The Chattanooga History Center will present its Livingood Award to John Shelton Reed at 5:30pm on April 2 at the Tivoli Theater, in conjunction with the Arts and Education Council’s Conference on Southern Literature. As the award recipient, Reed will deliver the Livingood Lecture, “The Cradle of ‘Cue: Origins of America’s Favorite Slow Food.” There is no admission fee for the lecture, and attendees need not be registered for the Conference on Southern Literature.

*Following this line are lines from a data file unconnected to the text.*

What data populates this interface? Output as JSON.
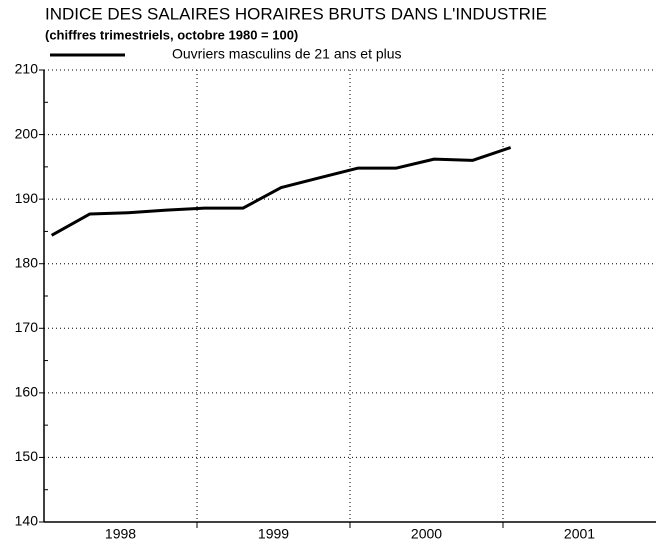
{
  "chart_data": {
    "type": "line",
    "title": "INDICE DES SALAIRES HORAIRES BRUTS DANS L'INDUSTRIE",
    "subtitle": "(chiffres trimestriels, octobre 1980 = 100)",
    "x": [
      1998.05,
      1998.3,
      1998.55,
      1998.8,
      1999.05,
      1999.3,
      1999.55,
      1999.8,
      2000.05,
      2000.3,
      2000.55,
      2000.8,
      2001.05
    ],
    "series": [
      {
        "name": "Ouvriers masculins de 21 ans et plus",
        "color": "#000000",
        "values": [
          184.4,
          187.7,
          187.9,
          188.3,
          188.6,
          188.6,
          191.8,
          193.3,
          194.8,
          194.8,
          196.2,
          196.0,
          198.0
        ]
      }
    ],
    "year_labels": [
      "1998",
      "1999",
      "2000",
      "2001"
    ],
    "xlim": [
      1998,
      2002
    ],
    "xticks": [
      1999,
      2000,
      2001
    ],
    "ylim": [
      140,
      210
    ],
    "yticks": [
      140,
      150,
      160,
      170,
      180,
      190,
      200,
      210
    ],
    "grid": true
  }
}
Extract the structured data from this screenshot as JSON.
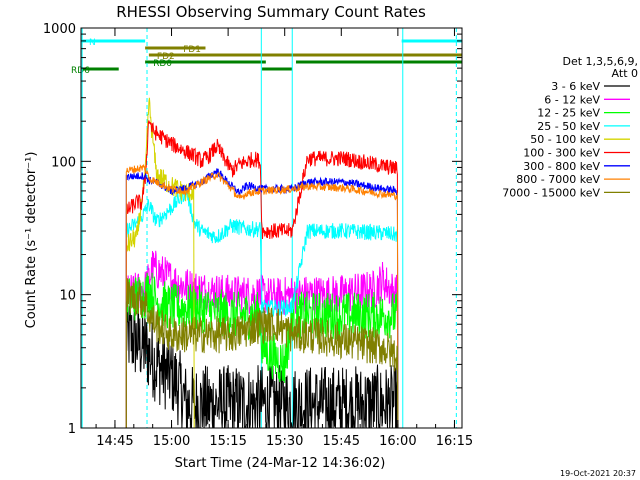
{
  "chart_data": {
    "type": "line",
    "title": "RHESSI Observing Summary Count Rates",
    "xlabel": "Start Time (24-Mar-12 14:36:02)",
    "ylabel": "Count Rate (s⁻¹ detector⁻¹)",
    "y_scale": "log",
    "ylim": [
      1,
      1000
    ],
    "xlim_minutes": [
      0,
      101
    ],
    "x_ticks": [
      {
        "label": "14:45",
        "t": 9
      },
      {
        "label": "15:00",
        "t": 24
      },
      {
        "label": "15:15",
        "t": 39
      },
      {
        "label": "15:30",
        "t": 54
      },
      {
        "label": "15:45",
        "t": 69
      },
      {
        "label": "16:00",
        "t": 84
      },
      {
        "label": "16:15",
        "t": 99
      }
    ],
    "y_ticks": [
      {
        "label": "1",
        "v": 1
      },
      {
        "label": "10",
        "v": 10
      },
      {
        "label": "100",
        "v": 100
      },
      {
        "label": "1000",
        "v": 1000
      }
    ],
    "legend_header": [
      "Det 1,3,5,6,9,",
      "Att 0"
    ],
    "legend_position": "right",
    "timestamp": "19-Oct-2021 20:37",
    "flags": [
      {
        "label": "N",
        "color": "#00ffff",
        "segments": [
          [
            0,
            17
          ],
          [
            85,
            101
          ]
        ],
        "level": 0
      },
      {
        "label": "FD1",
        "color": "#808000",
        "segments": [
          [
            17,
            33
          ]
        ],
        "level": 1
      },
      {
        "label": "FD2",
        "color": "#808000",
        "segments": [
          [
            18,
            101
          ]
        ],
        "level": 2
      },
      {
        "label": "RD0",
        "color": "#008000",
        "segments": [
          [
            17,
            49
          ],
          [
            57,
            101
          ]
        ],
        "level": 3
      },
      {
        "label": "RD6",
        "color": "#008000",
        "segments": [
          [
            0,
            10
          ],
          [
            48,
            56
          ]
        ],
        "level": 4
      }
    ],
    "vlines": [
      {
        "t": 17.5,
        "color": "#00ffff",
        "dashed": true
      },
      {
        "t": 99.5,
        "color": "#00ffff",
        "dashed": true
      },
      {
        "t": 0.3,
        "color": "#00ffff",
        "dashed": false
      },
      {
        "t": 85.3,
        "color": "#00ffff",
        "dashed": false
      },
      {
        "t": 47.8,
        "color": "#00ffff",
        "dashed": false
      },
      {
        "t": 56.0,
        "color": "#00ffff",
        "dashed": false
      }
    ],
    "series": [
      {
        "name": "3 - 6 keV",
        "color": "#000000",
        "noise": 0.3,
        "x": [
          12,
          17,
          20,
          24,
          26,
          28,
          35,
          40,
          48,
          52,
          56,
          60,
          70,
          80,
          84
        ],
        "y": [
          5,
          4,
          3,
          2.5,
          2,
          1.5,
          1.5,
          1.5,
          1.5,
          1.5,
          1.5,
          1.5,
          1.5,
          1.5,
          1.5
        ]
      },
      {
        "name": "6 - 12 keV",
        "color": "#ff00ff",
        "noise": 0.15,
        "x": [
          12,
          17,
          18,
          19,
          22,
          26,
          30,
          40,
          48,
          52,
          56,
          62,
          68,
          74,
          78,
          80,
          82,
          84
        ],
        "y": [
          10,
          11,
          13,
          16,
          14,
          12,
          11,
          10,
          10,
          9.5,
          10,
          10,
          10,
          10.5,
          11,
          13,
          11,
          10
        ]
      },
      {
        "name": "12 - 25 keV",
        "color": "#00ff00",
        "noise": 0.18,
        "x": [
          12,
          17,
          18,
          20,
          24,
          30,
          40,
          47.5,
          48,
          54,
          56,
          60,
          70,
          80,
          84
        ],
        "y": [
          9,
          10,
          11,
          9,
          8,
          8,
          7,
          7,
          4,
          3,
          7,
          7,
          7,
          7,
          7
        ]
      },
      {
        "name": "25 - 50 keV",
        "color": "#00ffff",
        "noise": 0.06,
        "x": [
          12,
          15,
          17,
          18,
          20,
          24,
          28,
          30,
          32,
          36,
          40,
          44,
          47.5,
          48,
          56,
          60,
          70,
          80,
          84
        ],
        "y": [
          30,
          35,
          42,
          48,
          35,
          45,
          60,
          35,
          30,
          27,
          33,
          31,
          31,
          8,
          8,
          30,
          30,
          29,
          28
        ]
      },
      {
        "name": "50 - 100 keV",
        "color": "#d4d400",
        "noise": 0.08,
        "x": [
          12,
          15,
          16,
          17,
          18,
          20,
          24,
          28,
          30
        ],
        "y": [
          23,
          28,
          50,
          75,
          280,
          80,
          65,
          58,
          60
        ]
      },
      {
        "name": "100 - 300 keV",
        "color": "#ff0000",
        "noise": 0.06,
        "x": [
          12,
          15,
          16,
          17,
          18,
          19,
          24,
          30,
          32,
          34,
          36,
          38,
          40,
          42,
          44,
          46,
          47.5,
          48,
          56,
          60,
          70,
          80,
          84
        ],
        "y": [
          42,
          50,
          48,
          72,
          210,
          170,
          135,
          110,
          100,
          110,
          130,
          105,
          85,
          95,
          100,
          105,
          100,
          30,
          30,
          105,
          105,
          92,
          88
        ]
      },
      {
        "name": "300 - 800 keV",
        "color": "#0000ff",
        "noise": 0.03,
        "x": [
          12,
          17,
          18,
          20,
          24,
          28,
          32,
          36,
          40,
          42,
          44,
          48,
          56,
          60,
          70,
          80,
          84
        ],
        "y": [
          77,
          78,
          72,
          70,
          60,
          63,
          70,
          85,
          65,
          58,
          66,
          62,
          62,
          70,
          70,
          62,
          60
        ]
      },
      {
        "name": "800 - 7000 keV",
        "color": "#ff8000",
        "noise": 0.03,
        "x": [
          12,
          17,
          18,
          20,
          24,
          28,
          32,
          36,
          40,
          42,
          44,
          48,
          56,
          60,
          70,
          80,
          84
        ],
        "y": [
          85,
          90,
          75,
          70,
          62,
          60,
          70,
          80,
          62,
          52,
          58,
          60,
          62,
          65,
          63,
          57,
          55
        ]
      },
      {
        "name": "7000 - 15000 keV",
        "color": "#808000",
        "noise": 0.14,
        "x": [
          12,
          17,
          18,
          20,
          24,
          28,
          32,
          36,
          40,
          48,
          52,
          56,
          60,
          70,
          80,
          84
        ],
        "y": [
          10,
          9,
          7,
          6,
          5,
          5,
          5,
          5,
          5,
          6,
          6,
          5,
          5,
          4.5,
          4,
          3.5
        ]
      }
    ]
  }
}
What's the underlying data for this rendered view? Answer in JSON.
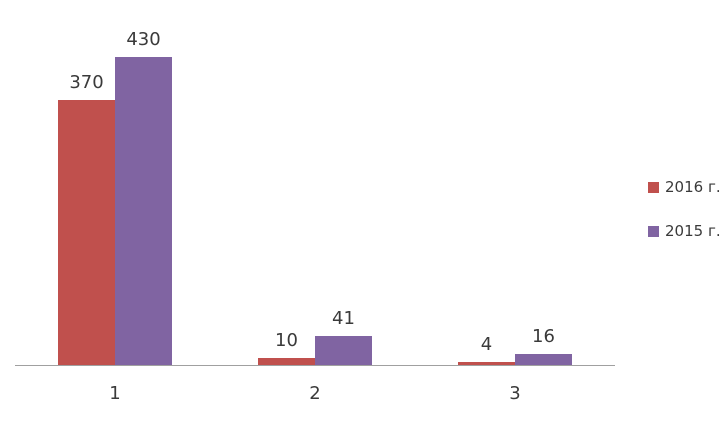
{
  "chart_data": {
    "type": "bar",
    "categories": [
      "1",
      "2",
      "3"
    ],
    "series": [
      {
        "name": "2016 г.",
        "color": "#c0504d",
        "values": [
          370,
          10,
          4
        ]
      },
      {
        "name": "2015 г.",
        "color": "#8064a2",
        "values": [
          430,
          41,
          16
        ]
      }
    ],
    "title": "",
    "xlabel": "",
    "ylabel": "",
    "ylim": [
      0,
      430
    ],
    "grid": false,
    "legend_position": "right",
    "data_labels_visible": true,
    "axis_line_color": "#a0a0a0",
    "label_text_color": "#3a3a3a",
    "background_color": "#ffffff"
  }
}
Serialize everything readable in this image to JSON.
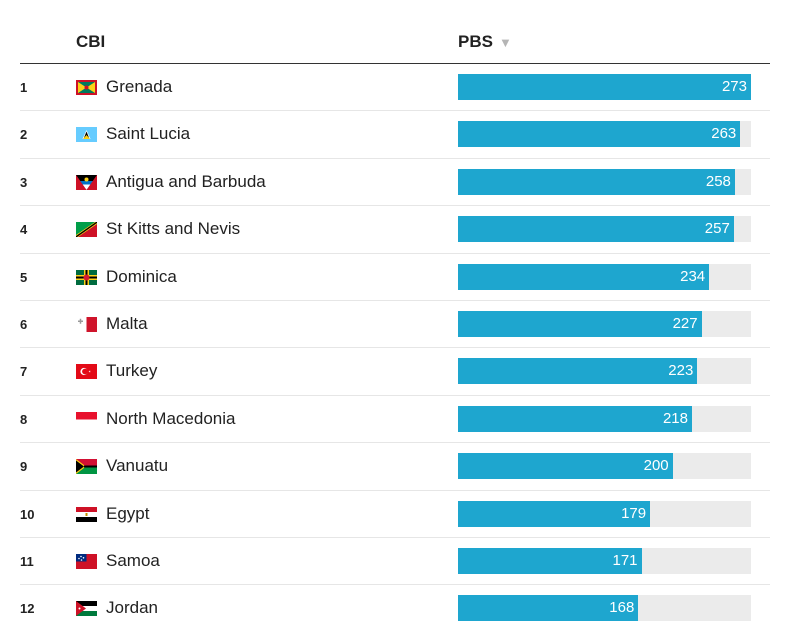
{
  "header": {
    "col1": "CBI",
    "col2": "PBS",
    "sort_icon": "sort-descending-icon"
  },
  "colors": {
    "bar": "#1ea6cf",
    "track": "#ebebeb"
  },
  "chart_data": {
    "type": "bar",
    "orientation": "horizontal",
    "title": "",
    "xlabel": "PBS",
    "ylabel": "CBI",
    "xlim": [
      0,
      273
    ],
    "categories": [
      "Grenada",
      "Saint Lucia",
      "Antigua and Barbuda",
      "St Kitts and Nevis",
      "Dominica",
      "Malta",
      "Turkey",
      "North Macedonia",
      "Vanuatu",
      "Egypt",
      "Samoa",
      "Jordan"
    ],
    "values": [
      273,
      263,
      258,
      257,
      234,
      227,
      223,
      218,
      200,
      179,
      171,
      168
    ]
  },
  "rows": [
    {
      "rank": "1",
      "country": "Grenada",
      "value": 273,
      "label": "273",
      "flag": "grenada-flag-icon"
    },
    {
      "rank": "2",
      "country": "Saint Lucia",
      "value": 263,
      "label": "263",
      "flag": "saint-lucia-flag-icon"
    },
    {
      "rank": "3",
      "country": "Antigua and Barbuda",
      "value": 258,
      "label": "258",
      "flag": "antigua-barbuda-flag-icon"
    },
    {
      "rank": "4",
      "country": "St Kitts and Nevis",
      "value": 257,
      "label": "257",
      "flag": "st-kitts-nevis-flag-icon"
    },
    {
      "rank": "5",
      "country": "Dominica",
      "value": 234,
      "label": "234",
      "flag": "dominica-flag-icon"
    },
    {
      "rank": "6",
      "country": "Malta",
      "value": 227,
      "label": "227",
      "flag": "malta-flag-icon"
    },
    {
      "rank": "7",
      "country": "Turkey",
      "value": 223,
      "label": "223",
      "flag": "turkey-flag-icon"
    },
    {
      "rank": "8",
      "country": "North Macedonia",
      "value": 218,
      "label": "218",
      "flag": "north-macedonia-flag-icon"
    },
    {
      "rank": "9",
      "country": "Vanuatu",
      "value": 200,
      "label": "200",
      "flag": "vanuatu-flag-icon"
    },
    {
      "rank": "10",
      "country": "Egypt",
      "value": 179,
      "label": "179",
      "flag": "egypt-flag-icon"
    },
    {
      "rank": "11",
      "country": "Samoa",
      "value": 171,
      "label": "171",
      "flag": "samoa-flag-icon"
    },
    {
      "rank": "12",
      "country": "Jordan",
      "value": 168,
      "label": "168",
      "flag": "jordan-flag-icon"
    }
  ]
}
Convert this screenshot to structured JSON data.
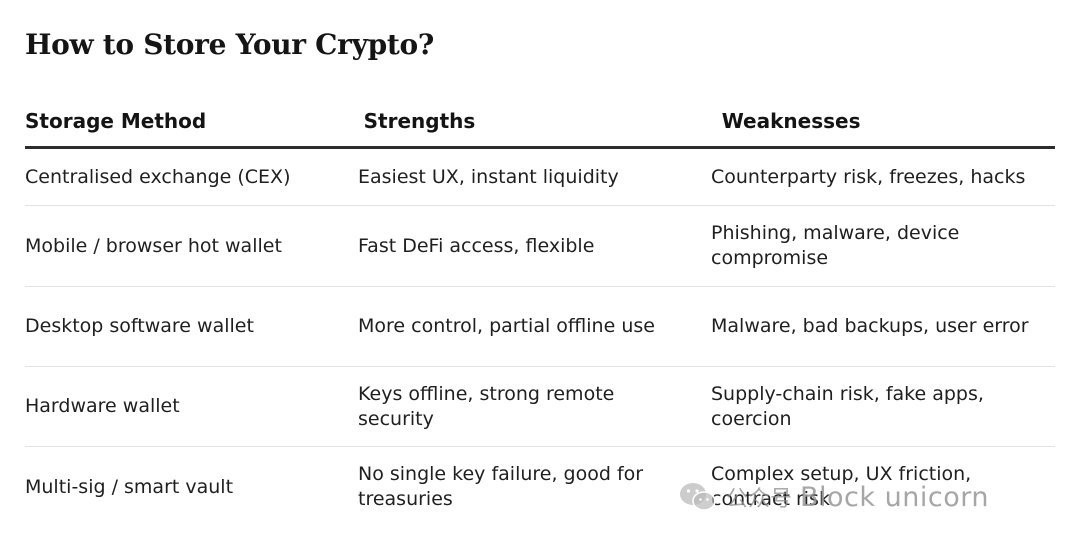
{
  "title": "How to Store Your Crypto?",
  "table": {
    "headers": [
      "Storage Method",
      "Strengths",
      "Weaknesses"
    ],
    "rows": [
      [
        "Centralised exchange (CEX)",
        "Easiest UX, instant liquidity",
        "Counterparty risk, freezes, hacks"
      ],
      [
        "Mobile / browser hot wallet",
        "Fast DeFi access, flexible",
        "Phishing, malware, device compromise"
      ],
      [
        "Desktop software wallet",
        "More control, partial offline use",
        "Malware, bad backups, user error"
      ],
      [
        "Hardware wallet",
        "Keys offline, strong remote security",
        "Supply-chain risk, fake apps, coercion"
      ],
      [
        "Multi-sig / smart vault",
        "No single key failure, good for treasuries",
        "Complex setup, UX friction, contract risk"
      ]
    ]
  },
  "watermark": {
    "platform": "公众号",
    "text": "Block unicorn",
    "icon": "wechat-icon"
  }
}
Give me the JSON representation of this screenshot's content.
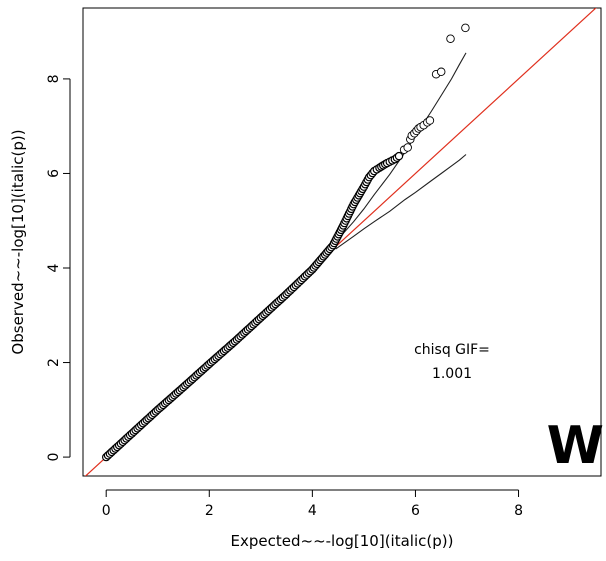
{
  "chart_data": {
    "type": "scatter",
    "xlabel": "Expected~~-log[10](italic(p))",
    "ylabel": "Observed~~-log[10](italic(p))",
    "xlim": [
      -0.45,
      9.6
    ],
    "ylim": [
      -0.4,
      9.5
    ],
    "x_ticks": [
      0,
      2,
      4,
      6,
      8
    ],
    "y_ticks": [
      0,
      2,
      4,
      6,
      8
    ],
    "grid": false,
    "annotation": [
      "chisq GIF=",
      "1.001"
    ],
    "panel_letter": "W",
    "reference_line": {
      "x": [
        -0.45,
        9.6
      ],
      "y": [
        -0.45,
        9.6
      ],
      "color": "#e0301e"
    },
    "confidence_upper": {
      "x": [
        4.45,
        4.8,
        5.0,
        5.2,
        5.5,
        5.8,
        6.0,
        6.3,
        6.5,
        6.7,
        6.85,
        6.98
      ],
      "y": [
        4.55,
        4.98,
        5.25,
        5.55,
        5.98,
        6.45,
        6.8,
        7.3,
        7.65,
        8.0,
        8.3,
        8.55
      ]
    },
    "confidence_lower": {
      "x": [
        4.45,
        4.8,
        5.0,
        5.2,
        5.5,
        5.8,
        6.0,
        6.3,
        6.5,
        6.7,
        6.85,
        6.98
      ],
      "y": [
        4.4,
        4.67,
        4.83,
        4.98,
        5.2,
        5.45,
        5.6,
        5.84,
        6.0,
        6.16,
        6.28,
        6.4
      ]
    },
    "dense_points": {
      "x": [
        0,
        0.5,
        1.0,
        1.5,
        2.0,
        2.5,
        3.0,
        3.5,
        4.0,
        4.4,
        4.6,
        4.8,
        5.0,
        5.1,
        5.2,
        5.3,
        5.45,
        5.6,
        5.72
      ],
      "y": [
        0,
        0.5,
        1.0,
        1.48,
        1.97,
        2.45,
        2.95,
        3.45,
        3.97,
        4.48,
        4.9,
        5.35,
        5.72,
        5.92,
        6.05,
        6.12,
        6.22,
        6.3,
        6.4
      ]
    },
    "sparse_points": {
      "x": [
        5.78,
        5.85,
        5.9,
        5.93,
        5.98,
        6.02,
        6.06,
        6.1,
        6.16,
        6.23,
        6.28,
        6.4,
        6.5,
        6.68,
        6.97
      ],
      "y": [
        6.5,
        6.55,
        6.72,
        6.8,
        6.85,
        6.9,
        6.95,
        6.98,
        7.02,
        7.08,
        7.12,
        8.1,
        8.15,
        8.85,
        9.08
      ]
    }
  }
}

John Shelton Reed taught for thirty-one years at the University of North Carolina, where he directed the Howard Odum Institute for Research in Social Science, and helped to found the University's Center for the Study of the American South. A founding coeditor of the quarterly, Southern Cultures, he has received many fellowships and prizes and has been president of the Southern Sociological Society and the Southern Association for Public Opinion Research. He was once a judge at the Memphis in May World Championship Barbecue Cooking Contest, and in 2001, he was elected to the Fellowship of Southern Writers.
John and his wife, Dale, with whom he co-authored Holy Smoke, the inspiration for the lecture, grew up together in Kingsport, Tennessee, but have lived in Chapel Hill since 1969. They have collaborated on two daughters and four books, including 1001 Things Everyone Should Know About the South and Cornbread Nation 4: The Best of Southern Food Writing. They started work on Holy Smoke (without knowing it) in 1962, when they first tasted North Carolina barbecue.
The Livingood Award has been presented by the Chattanooga History Center every other year since 1987 for “impact on or insight into American history.” Past recipients include C. Vann Woodward, Stephen Ambrose, Jon Meacham, and Wilma Dykeman. The Award is named for Dr. James Livingood, a well-known and well-loved scholar who was a history professor at the University of Tennessee at Chattanooga, and who served as Hamilton County Historian. He was a founder of the History Center, know then as the Chattanooga Regional History Museum, and the author of several books on local history. Dr. Livingood died, in his nineties, in 2005.